Notícias

Erosão Genética da videira: uma catástrofe silenciosa!

29/05/2013, 29-05-2013, Profº Antero Martins - (ISA)
Erosão Genética da videira: uma catástrofe silenciosa!

A perda de biodiversidade em geral, e a erosão genética das plantas cultivadas não são um fenómeno de hoje.




Estes fenómenos têm vindo a assumir contornos particularmente graves em anos recentes, em consequência do progresso tecnológico, da globalização e dos modelos de desenvolvimento das sociedades modernas.
Relativamente à videira, um pico de erosão amplamente relatado na bibliografia terá sido o associado à crise filoxérica no fim do século XIX, tido como causador do desaparecimento de numerosas castas. Até aos anos 70 do século passado não há informação consistente sobre outras situações notórias de erosão genética da videira em Portugal. Mas, a partir daí ocorreram mudanças de
contexto altamente potenciadoras da erosão, embora com incidência diferenciada nos compartimentos intervarietal, intravarietal e silvestre.

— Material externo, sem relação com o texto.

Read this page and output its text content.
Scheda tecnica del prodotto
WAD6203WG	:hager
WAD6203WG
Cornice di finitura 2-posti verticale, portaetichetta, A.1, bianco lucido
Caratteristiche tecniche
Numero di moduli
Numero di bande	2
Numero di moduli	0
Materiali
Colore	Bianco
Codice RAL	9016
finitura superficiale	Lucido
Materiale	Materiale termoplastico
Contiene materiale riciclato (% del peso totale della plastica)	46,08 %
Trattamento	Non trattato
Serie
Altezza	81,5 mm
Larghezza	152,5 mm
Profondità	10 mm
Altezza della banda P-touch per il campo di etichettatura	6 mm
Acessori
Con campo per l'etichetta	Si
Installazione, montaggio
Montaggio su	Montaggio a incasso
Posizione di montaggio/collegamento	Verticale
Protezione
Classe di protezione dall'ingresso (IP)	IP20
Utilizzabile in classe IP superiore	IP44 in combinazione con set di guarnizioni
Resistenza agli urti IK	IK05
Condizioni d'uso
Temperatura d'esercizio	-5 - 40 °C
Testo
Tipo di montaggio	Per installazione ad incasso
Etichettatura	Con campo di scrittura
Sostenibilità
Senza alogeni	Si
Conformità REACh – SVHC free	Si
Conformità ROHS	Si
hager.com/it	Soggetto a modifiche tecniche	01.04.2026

As videiras silvestres desenvolvem-se sobretudo nas margens
dos rios e em zonas baixas povoadas por árvores que lhes servem de tutores, pelo que terão estado sob pressão antropogénica desde tempos recuados, enquanto foi crescendo a ocupação dos solos de maior aptidão agrícola pelo homem, ao longo de séculos. Porém, essa pressão ter-se-á atenuado no passado recente, em resultado da
regressão da agricultura observada nas últimas décadas.

Algumas agressões ainda mais críticas sobre este compartimento serão as decorrentes das grandes obras públicas: sobretudo estradas, barragens, e regularização de rios. Quanto às castas, diversidade intervarietal, já desde os tempos da filoxera estas têm vindo a ser preservadas em colecções ampelográficas, nas quais se guardam por longos períodos padrões aproximados das mesmas, evitando a respectiva perda. Ainda assim, um elevado risco de perda de castas persiste, no respeitante àquelas que existirão na cultura desde há longo tempo,
mas representadas por muito poucas plantas e que não foram
ainda identificadas e descritas como pertencendo a castas distintas.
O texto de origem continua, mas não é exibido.